Le Dr Marie parle avec passion des recherches entreprises. La nature, affirme-t-il, a toujours été source traditionnelle des substances utilisées dans la médecine. Depuis plus de 3 000 ans, des sociétés anciennes ont compris qu'elles sont entourées d'une source riche de plantes pouvant possiblement traiter des infections ordinaires, des inflammations, l'arthrite, le cancer et d'autres maladies humaines. Pourtant, ce n'est pas avant les années 1800 que les premières substances recelant des activités biologiques sur les humains ont été isolées : parmi elles, on compte la morphine et l'aspirine. Depuis, nombre de médicaments de source naturelle ont vu le jour et en 1998 une publication chiffrait à 20 le nombre de meilleurs médicaments qui en sont issus. Cependant, malgré la richesse de la diversité de la vie sur terre, les océans demeurent le centre de biodiversité globale le plus prolifique avec 34 des 36 groupes de formes de vie jusqu'ici connues appelées scientifiquement phyla. La biodiversité sur terre, par comparaison, ne recèle, à ce stade, que 17 phyla seulement. Ce qui fait que les chercheurs se tournent vers les riches écosystèmes des océans pour trouver des substances pour nous soulager de nos maux quotidiens.
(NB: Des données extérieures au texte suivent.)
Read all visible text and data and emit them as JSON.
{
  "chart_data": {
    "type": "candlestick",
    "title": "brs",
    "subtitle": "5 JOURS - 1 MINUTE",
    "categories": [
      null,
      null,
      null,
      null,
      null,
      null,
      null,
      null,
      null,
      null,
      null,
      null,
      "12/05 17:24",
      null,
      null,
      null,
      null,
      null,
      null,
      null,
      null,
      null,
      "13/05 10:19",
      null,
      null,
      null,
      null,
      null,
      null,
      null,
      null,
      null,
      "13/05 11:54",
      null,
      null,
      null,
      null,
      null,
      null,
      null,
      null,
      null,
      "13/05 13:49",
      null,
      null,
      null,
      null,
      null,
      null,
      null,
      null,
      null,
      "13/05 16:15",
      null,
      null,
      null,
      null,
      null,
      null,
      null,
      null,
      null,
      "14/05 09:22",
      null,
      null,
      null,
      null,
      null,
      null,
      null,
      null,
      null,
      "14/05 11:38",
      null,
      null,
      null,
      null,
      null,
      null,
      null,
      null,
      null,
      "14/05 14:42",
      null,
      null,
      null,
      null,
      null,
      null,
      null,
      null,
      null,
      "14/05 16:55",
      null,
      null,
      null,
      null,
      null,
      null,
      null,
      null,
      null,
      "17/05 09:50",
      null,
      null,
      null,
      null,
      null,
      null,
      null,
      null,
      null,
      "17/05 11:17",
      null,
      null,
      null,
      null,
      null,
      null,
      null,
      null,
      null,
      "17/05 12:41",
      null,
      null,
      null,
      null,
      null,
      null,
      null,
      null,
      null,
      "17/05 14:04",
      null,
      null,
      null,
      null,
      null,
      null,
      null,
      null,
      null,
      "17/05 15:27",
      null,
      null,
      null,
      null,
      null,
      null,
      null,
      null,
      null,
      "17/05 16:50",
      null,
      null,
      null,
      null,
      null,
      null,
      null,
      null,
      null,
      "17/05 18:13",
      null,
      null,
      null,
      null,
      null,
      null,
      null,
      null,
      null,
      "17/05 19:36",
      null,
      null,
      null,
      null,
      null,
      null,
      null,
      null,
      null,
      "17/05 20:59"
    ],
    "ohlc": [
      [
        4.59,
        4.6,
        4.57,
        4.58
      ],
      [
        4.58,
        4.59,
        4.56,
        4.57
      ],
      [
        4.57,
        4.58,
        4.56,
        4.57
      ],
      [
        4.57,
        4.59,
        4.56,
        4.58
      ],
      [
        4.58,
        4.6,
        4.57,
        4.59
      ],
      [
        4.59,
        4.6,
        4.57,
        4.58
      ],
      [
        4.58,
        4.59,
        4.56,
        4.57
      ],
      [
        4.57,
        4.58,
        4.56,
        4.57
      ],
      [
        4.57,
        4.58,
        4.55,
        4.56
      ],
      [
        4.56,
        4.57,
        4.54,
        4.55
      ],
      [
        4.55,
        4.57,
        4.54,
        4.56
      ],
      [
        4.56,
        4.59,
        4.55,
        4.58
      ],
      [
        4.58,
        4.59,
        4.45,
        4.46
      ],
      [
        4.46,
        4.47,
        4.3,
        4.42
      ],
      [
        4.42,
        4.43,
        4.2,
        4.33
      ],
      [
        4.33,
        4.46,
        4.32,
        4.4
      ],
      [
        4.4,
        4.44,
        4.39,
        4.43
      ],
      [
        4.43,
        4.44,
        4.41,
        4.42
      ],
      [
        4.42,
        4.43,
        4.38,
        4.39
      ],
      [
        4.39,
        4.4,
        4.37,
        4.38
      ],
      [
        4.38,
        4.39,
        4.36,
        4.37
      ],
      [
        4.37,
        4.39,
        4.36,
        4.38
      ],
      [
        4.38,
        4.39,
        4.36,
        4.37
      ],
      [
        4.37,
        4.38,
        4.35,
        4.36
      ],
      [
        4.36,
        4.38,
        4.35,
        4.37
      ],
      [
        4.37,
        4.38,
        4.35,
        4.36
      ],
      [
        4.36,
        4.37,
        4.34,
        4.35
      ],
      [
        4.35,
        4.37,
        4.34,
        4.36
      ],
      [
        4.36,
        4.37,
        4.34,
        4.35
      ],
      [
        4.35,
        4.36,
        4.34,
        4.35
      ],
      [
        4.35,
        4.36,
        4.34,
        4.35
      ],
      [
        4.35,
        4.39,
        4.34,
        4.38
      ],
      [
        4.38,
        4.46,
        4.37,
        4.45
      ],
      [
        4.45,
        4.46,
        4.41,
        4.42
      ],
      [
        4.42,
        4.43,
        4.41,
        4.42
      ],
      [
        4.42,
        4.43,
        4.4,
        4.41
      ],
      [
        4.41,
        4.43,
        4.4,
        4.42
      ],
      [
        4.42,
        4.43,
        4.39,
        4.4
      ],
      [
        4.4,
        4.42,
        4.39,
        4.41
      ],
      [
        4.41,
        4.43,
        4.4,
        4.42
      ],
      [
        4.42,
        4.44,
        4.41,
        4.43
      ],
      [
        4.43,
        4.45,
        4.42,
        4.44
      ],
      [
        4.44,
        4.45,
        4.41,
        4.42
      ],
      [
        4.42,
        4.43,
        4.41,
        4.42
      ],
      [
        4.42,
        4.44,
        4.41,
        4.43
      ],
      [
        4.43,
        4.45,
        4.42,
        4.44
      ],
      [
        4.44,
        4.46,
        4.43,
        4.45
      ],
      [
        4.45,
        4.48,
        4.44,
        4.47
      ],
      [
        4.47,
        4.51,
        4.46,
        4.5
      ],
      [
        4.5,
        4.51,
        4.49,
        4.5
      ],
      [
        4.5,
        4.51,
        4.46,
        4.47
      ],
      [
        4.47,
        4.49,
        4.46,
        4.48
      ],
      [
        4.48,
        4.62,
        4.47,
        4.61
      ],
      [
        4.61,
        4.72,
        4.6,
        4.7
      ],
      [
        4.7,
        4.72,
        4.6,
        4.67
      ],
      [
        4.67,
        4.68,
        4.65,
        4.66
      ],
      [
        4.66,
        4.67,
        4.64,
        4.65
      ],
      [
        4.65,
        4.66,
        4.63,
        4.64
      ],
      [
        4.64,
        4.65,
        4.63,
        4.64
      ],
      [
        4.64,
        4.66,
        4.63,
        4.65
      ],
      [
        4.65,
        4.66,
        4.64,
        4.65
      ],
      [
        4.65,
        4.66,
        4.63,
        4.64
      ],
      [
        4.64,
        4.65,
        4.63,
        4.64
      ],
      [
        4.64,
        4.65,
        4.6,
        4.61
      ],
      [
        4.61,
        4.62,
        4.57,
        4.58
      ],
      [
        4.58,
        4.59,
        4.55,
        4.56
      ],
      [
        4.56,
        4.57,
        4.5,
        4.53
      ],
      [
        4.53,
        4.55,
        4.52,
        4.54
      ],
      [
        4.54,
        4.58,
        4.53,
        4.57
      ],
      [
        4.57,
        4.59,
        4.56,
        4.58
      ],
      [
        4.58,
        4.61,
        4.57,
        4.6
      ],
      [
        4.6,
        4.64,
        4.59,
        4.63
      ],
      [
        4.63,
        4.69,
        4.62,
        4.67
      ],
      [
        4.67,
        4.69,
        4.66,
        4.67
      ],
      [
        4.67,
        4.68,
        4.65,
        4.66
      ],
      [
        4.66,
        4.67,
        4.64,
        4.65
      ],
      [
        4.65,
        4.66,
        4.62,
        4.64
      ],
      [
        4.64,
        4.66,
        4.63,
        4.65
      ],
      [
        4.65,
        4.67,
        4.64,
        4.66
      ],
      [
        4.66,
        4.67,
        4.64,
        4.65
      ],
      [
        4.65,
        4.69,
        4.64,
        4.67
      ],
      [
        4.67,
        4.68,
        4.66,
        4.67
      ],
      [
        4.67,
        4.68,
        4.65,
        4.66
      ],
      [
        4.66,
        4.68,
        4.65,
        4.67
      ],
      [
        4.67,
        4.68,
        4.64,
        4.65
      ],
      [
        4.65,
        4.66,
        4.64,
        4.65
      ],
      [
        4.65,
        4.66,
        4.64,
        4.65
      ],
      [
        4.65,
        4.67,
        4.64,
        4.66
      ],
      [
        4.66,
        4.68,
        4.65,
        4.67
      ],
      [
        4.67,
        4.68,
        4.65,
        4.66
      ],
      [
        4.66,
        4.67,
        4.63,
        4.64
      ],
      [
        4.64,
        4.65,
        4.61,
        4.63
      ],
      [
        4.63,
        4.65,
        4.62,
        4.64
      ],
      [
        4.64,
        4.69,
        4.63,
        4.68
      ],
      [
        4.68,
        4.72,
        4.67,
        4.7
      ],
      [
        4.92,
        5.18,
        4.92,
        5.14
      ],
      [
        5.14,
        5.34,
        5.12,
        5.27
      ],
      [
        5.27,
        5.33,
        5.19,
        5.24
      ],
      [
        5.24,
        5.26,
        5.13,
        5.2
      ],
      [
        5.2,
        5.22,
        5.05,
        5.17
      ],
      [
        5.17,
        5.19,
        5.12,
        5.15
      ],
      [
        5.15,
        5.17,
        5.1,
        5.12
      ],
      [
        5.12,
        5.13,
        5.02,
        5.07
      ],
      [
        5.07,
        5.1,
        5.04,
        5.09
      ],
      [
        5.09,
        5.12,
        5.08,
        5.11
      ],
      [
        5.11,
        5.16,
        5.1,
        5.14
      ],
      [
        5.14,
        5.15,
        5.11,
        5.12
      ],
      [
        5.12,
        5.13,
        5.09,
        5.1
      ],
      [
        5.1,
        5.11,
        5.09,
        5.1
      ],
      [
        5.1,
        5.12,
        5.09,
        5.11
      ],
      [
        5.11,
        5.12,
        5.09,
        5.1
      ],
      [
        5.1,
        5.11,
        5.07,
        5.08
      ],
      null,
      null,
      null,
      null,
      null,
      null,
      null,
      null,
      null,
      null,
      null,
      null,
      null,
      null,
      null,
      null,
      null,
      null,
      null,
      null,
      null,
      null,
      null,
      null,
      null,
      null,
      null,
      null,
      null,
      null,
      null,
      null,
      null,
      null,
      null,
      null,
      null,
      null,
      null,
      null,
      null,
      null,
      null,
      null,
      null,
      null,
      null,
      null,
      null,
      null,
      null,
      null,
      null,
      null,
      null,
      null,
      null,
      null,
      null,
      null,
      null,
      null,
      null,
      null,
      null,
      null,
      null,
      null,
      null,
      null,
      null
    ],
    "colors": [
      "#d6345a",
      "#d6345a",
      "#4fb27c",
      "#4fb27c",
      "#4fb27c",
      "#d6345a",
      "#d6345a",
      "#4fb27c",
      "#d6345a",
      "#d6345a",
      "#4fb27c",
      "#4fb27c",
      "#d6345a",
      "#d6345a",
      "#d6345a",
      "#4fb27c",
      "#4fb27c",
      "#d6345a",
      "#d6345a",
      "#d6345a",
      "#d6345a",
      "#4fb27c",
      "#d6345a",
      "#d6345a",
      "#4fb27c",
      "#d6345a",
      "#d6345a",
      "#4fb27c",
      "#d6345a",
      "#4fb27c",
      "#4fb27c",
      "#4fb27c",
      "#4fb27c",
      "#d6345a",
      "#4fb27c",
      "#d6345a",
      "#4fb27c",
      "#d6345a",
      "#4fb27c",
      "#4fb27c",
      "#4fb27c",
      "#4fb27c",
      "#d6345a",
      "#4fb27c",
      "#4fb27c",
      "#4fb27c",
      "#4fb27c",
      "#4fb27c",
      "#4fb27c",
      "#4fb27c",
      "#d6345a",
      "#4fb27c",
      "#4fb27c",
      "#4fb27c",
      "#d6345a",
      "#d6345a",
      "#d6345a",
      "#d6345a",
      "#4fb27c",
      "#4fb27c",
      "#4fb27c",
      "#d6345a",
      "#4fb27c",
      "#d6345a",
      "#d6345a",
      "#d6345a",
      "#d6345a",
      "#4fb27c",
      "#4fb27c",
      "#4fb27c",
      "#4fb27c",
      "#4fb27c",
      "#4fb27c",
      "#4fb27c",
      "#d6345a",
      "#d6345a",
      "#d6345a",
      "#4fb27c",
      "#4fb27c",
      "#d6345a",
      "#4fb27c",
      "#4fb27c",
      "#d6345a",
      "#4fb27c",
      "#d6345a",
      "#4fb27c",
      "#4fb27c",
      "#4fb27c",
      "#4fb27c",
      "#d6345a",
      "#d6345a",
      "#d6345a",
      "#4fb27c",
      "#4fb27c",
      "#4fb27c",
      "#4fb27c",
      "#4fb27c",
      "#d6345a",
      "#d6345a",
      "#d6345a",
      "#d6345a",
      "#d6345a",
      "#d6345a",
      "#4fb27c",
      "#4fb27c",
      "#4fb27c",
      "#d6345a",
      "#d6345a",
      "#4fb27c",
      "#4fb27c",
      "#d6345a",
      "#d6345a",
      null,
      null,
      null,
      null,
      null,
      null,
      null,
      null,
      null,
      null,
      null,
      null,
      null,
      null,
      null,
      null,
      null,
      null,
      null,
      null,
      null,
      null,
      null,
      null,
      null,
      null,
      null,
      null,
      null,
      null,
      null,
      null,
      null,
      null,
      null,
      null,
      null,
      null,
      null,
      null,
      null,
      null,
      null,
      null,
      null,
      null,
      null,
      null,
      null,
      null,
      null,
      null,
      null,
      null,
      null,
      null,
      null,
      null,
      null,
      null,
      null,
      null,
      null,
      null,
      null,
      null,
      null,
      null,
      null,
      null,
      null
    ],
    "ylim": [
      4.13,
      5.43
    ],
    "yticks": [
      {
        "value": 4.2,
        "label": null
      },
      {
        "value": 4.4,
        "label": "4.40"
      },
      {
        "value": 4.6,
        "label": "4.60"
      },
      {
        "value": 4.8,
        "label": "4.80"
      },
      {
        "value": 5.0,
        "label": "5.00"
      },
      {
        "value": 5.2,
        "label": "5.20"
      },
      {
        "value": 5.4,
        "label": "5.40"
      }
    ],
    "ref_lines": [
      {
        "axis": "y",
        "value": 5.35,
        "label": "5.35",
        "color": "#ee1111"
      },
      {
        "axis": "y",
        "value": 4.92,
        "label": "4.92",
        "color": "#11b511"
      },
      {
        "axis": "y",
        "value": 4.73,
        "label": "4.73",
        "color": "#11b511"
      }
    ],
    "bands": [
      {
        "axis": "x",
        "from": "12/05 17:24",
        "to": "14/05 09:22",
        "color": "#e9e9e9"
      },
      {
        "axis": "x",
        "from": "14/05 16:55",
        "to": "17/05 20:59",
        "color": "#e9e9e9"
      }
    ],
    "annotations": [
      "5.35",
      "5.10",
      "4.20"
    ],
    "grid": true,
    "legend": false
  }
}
"Les chercheurs se tournent vers les riches écosystèmes des océans pour trouver des substances pour nous soulager de nos maux quotidiens"

Le Dr Marie fait toutefois remarquer que la récolte des organismes dans le milieu marin est encore très difficile parce que l'homme en a une connaissance encore limitée comparée à sa maîtrise de plusieurs milliers d'espèces terrestres déjà exploitées dans le domaine médical. Malgré cela, la mer a donné quelques médicaments dont l'efficacité ne s'est jamais démentie, notamment un antivirale actif contre l'herpès et le zona, la Vidarabine R, un antileucémique encore très utilisé aujourd'hui, la Cytarabine R, et surtout un antibiotique, la céphalosporine C, qui engendra par la suite l'ensemble de la vaste famille des céphalosporines.

La Céphalosporine C a un spectre d'activité différent et complémentaire de celui de la pénicilline, en sorte qu'elle s'imposait dans les maladies résistant précisément à cet antibiotique, comme la typhoïde. La céphalosporine C ainsi qu'une trentaine de ses dérivés sont toujours très utilisés, en particulier dans les hôpitaux. Dans les années quatre-vingt-dix d'autres chercheurs ont découvert une molécule, la dolastatine 10, issue d'un mollusque communément appelé le lièvre de mer et qui montrait des activités intéressantes contre les cellules cancéreuses de la prostate. La dolastatine 10 été cliniquement testée jusqu'en phase deux où il a été conclu que son activité n'est pas aussi importante chez l'homme. Cependant, il n'y pas mal de dérivés de la dolastatine qui subit maintenant différents phases d'essais cliniques. Et même si la première molécule isolée n'a pas donné satisfaction, l'espoir qu'on pourrait y retirer des médicaments anticancéreux dans un avenir proche subsiste. Or, le lièvre de mer a été récolté la première fois à l'île Maurice avant d'être expédié vers les États-Unis à des fins d'analyses plus poussées.

Depuis, selon le Dr Marie, pas moins de dix milles substances marines ont été isolées et identifiées ; parmi lesquelles il y a plusieurs qui sont en différentes phases d'essais cliniques. Malgré les difficultés existantes, dont l'absence des pistes ethnopharmacologiques concernant des plantes marines utilisées traditionnellement, à travers le monde de grands laboratoires pharmaceutiques se sont dotés de départements de biologie et chimie marine pour continuer à rechercher sur leurs vertus.